Des coûts qui donnent le tournis
Mais qu’entend-on par «protection adéquate»? En réalité, sur tout bâtiment construit avant 1990, aucune intervention mécanique (provoquant de la poussière) ne devrait être réalisée sans mise en place de protections ou diagnostic d’amiante au préalable. «Des fibres d’amiante peuvent être libérées encore aujourd’hui lors de la transformation ou l’assainissement d’un bien. Celles-ci se libèrent dans l’air et sont ensuite inhalées pour finir dans les poumons», décrit Patricio Guzman.
Or, l’omniprésence de cette substance cancérigène toucherait théoriquement près de trois bâtiments sur quatre en Suisse. Les rénovations de ce même parc étant de plus en plus nombreuses, le nombre de diagnostics devrait alors gonfler en parallèle. HSE Conseils effectue par exemple près de 2500 analyses par mois dans ses laboratoires. Cependant, ces types de prélèvements a un coût conséquent: en moyenne sur le marché, le diagnostic d’une villa de 6 pièces se monte à 3000 francs tandis qu’un immeuble complet coûte entre 10’000 et 30’000 francs.
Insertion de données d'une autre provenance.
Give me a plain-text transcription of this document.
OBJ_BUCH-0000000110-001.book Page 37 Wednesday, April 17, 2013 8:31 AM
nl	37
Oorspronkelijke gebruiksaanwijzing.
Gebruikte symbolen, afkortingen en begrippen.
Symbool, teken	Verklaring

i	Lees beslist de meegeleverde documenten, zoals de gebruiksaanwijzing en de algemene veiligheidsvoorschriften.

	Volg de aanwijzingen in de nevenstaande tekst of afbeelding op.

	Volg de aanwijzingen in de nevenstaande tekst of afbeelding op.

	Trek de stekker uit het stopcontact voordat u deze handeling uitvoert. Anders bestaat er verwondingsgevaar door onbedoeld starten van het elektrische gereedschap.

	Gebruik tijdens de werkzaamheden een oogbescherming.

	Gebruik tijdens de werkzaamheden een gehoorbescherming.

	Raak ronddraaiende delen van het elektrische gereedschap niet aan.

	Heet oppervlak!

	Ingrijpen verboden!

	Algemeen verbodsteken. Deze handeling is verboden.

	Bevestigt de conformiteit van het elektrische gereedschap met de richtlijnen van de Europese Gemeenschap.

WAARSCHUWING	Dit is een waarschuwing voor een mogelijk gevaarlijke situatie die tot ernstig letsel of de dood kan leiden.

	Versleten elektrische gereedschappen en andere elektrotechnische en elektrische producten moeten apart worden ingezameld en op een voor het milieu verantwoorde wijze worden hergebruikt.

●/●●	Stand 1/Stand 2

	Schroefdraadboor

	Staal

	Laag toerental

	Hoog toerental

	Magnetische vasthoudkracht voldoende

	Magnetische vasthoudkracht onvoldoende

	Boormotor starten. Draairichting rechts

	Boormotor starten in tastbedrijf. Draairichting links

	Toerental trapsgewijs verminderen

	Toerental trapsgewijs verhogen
«Ce à quoi s’ajoutent les frais de désamiantage lorsqu’il y a contamination. Il s’agit alors d’installer une bulle de protection de l’air, un sas de décontamination et tout un équipement sophistiqué pour un montant qui atteint les 1000 francs du m2», précise le spécialiste formateur. Un budget pharaonique qui alourdit la charge du propriétaire déjà assommé par des coûts de rénovations difficiles à rentabiliser à court terme. Sans compter la gestion des déchets, qui revêt également de la responsabilité du propriétaire et dont la plupart est enfouie sous terre pour la modique somme de 700 francs la tonne. Un frein sous-estimé à la rénovation qui pourrait bel et bien nous éloigner une fois de plus de nos engagements 2050 zéro carbone...
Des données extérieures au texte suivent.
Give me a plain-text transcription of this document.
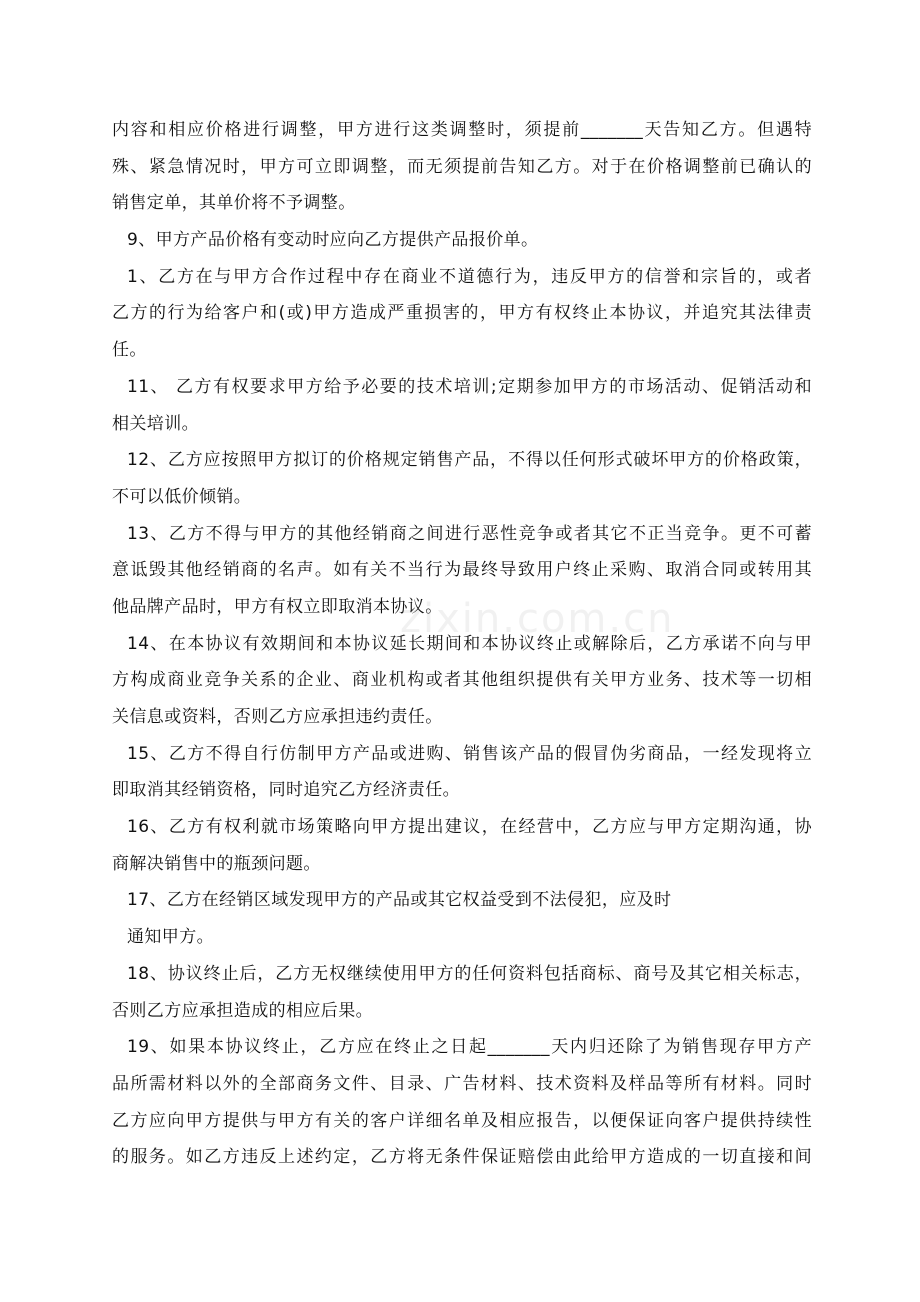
内容和相应价格进行调整，甲方进行这类调整时，须提前_______天告知乙方。但遇特
殊、紧急情况时，甲方可立即调整，而无须提前告知乙方。对于在价格调整前已确认的
销售定单，其单价将不予调整。
9、甲方产品价格有变动时应向乙方提供产品报价单。
1、乙方在与甲方合作过程中存在商业不道德行为，违反甲方的信誉和宗旨的，或者
乙方的行为给客户和(或)甲方造成严重损害的，甲方有权终止本协议，并追究其法律责
任。
11、 乙方有权要求甲方给予必要的技术培训;定期参加甲方的市场活动、促销活动和
相关培训。
12、乙方应按照甲方拟订的价格规定销售产品，不得以任何形式破坏甲方的价格政策，
不可以低价倾销。
13、乙方不得与甲方的其他经销商之间进行恶性竞争或者其它不正当竞争。更不可蓄
意诋毁其他经销商的名声。如有关不当行为最终导致用户终止采购、取消合同或转用其
他品牌产品时，甲方有权立即取消本协议。
14、在本协议有效期间和本协议延长期间和本协议终止或解除后，乙方承诺不向与甲
方构成商业竞争关系的企业、商业机构或者其他组织提供有关甲方业务、技术等一切相
关信息或资料，否则乙方应承担违约责任。
15、乙方不得自行仿制甲方产品或进购、销售该产品的假冒伪劣商品，一经发现将立
即取消其经销资格，同时追究乙方经济责任。
16、乙方有权利就市场策略向甲方提出建议，在经营中，乙方应与甲方定期沟通，协
商解决销售中的瓶颈问题。
17、乙方在经销区域发现甲方的产品或其它权益受到不法侵犯，应及时
通知甲方。
18、协议终止后，乙方无权继续使用甲方的任何资料包括商标、商号及其它相关标志，
否则乙方应承担造成的相应后果。
19、如果本协议终止，乙方应在终止之日起_______天内归还除了为销售现存甲方产
品所需材料以外的全部商务文件、目录、广告材料、技术资料及样品等所有材料。同时
乙方应向甲方提供与甲方有关的客户详细名单及相应报告，以便保证向客户提供持续性
的服务。如乙方违反上述约定，乙方将无条件保证赔偿由此给甲方造成的一切直接和间
zixin.com.cn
Des polluants par milliers
L’amiante n’est de loin pas le seul polluant autrefois banalisé et désormais proscrit. En 1986, les PCB, des substances chlorées synthétisées largement appliquées sur les joints notamment, sont interdites. Leur présence perdure cependant au fond de nos rivières, mangées par les poissons qui nous nourrissent par la suite. Courant 2005, l’arrêt net des peintures au plomb est suivi en 2006 par la fin des HAP, des hydrocarbures toxiques que l’on pouvait trouver fréquemment dans les matériaux d’étanchéité, le goudron ou les colles à parquets.
Une liste déjà étoffée de polluants présents tout autour de nous mais qui devrait néanmoins encore s’allonger à l’avenir. «De nouvelles menaces poseront probablement des problèmes demain. Des études menées sur les (FMA) comme la fibre de verre ont pu démontrer les dégâts causés au système respiratoire notamment à l’œsophage. De même, certains bois agglomérés de nos meubles en provenance des grandes chaînes de distribution, assemblés avec des colles qui peuvent dégager des solvants durant toute leur durée de vie, ne sont pas bon pour notre santé mais nous ne le verrons que bien plus tard», confirme l’expert d’HSE Conseils, Patricio Guzman.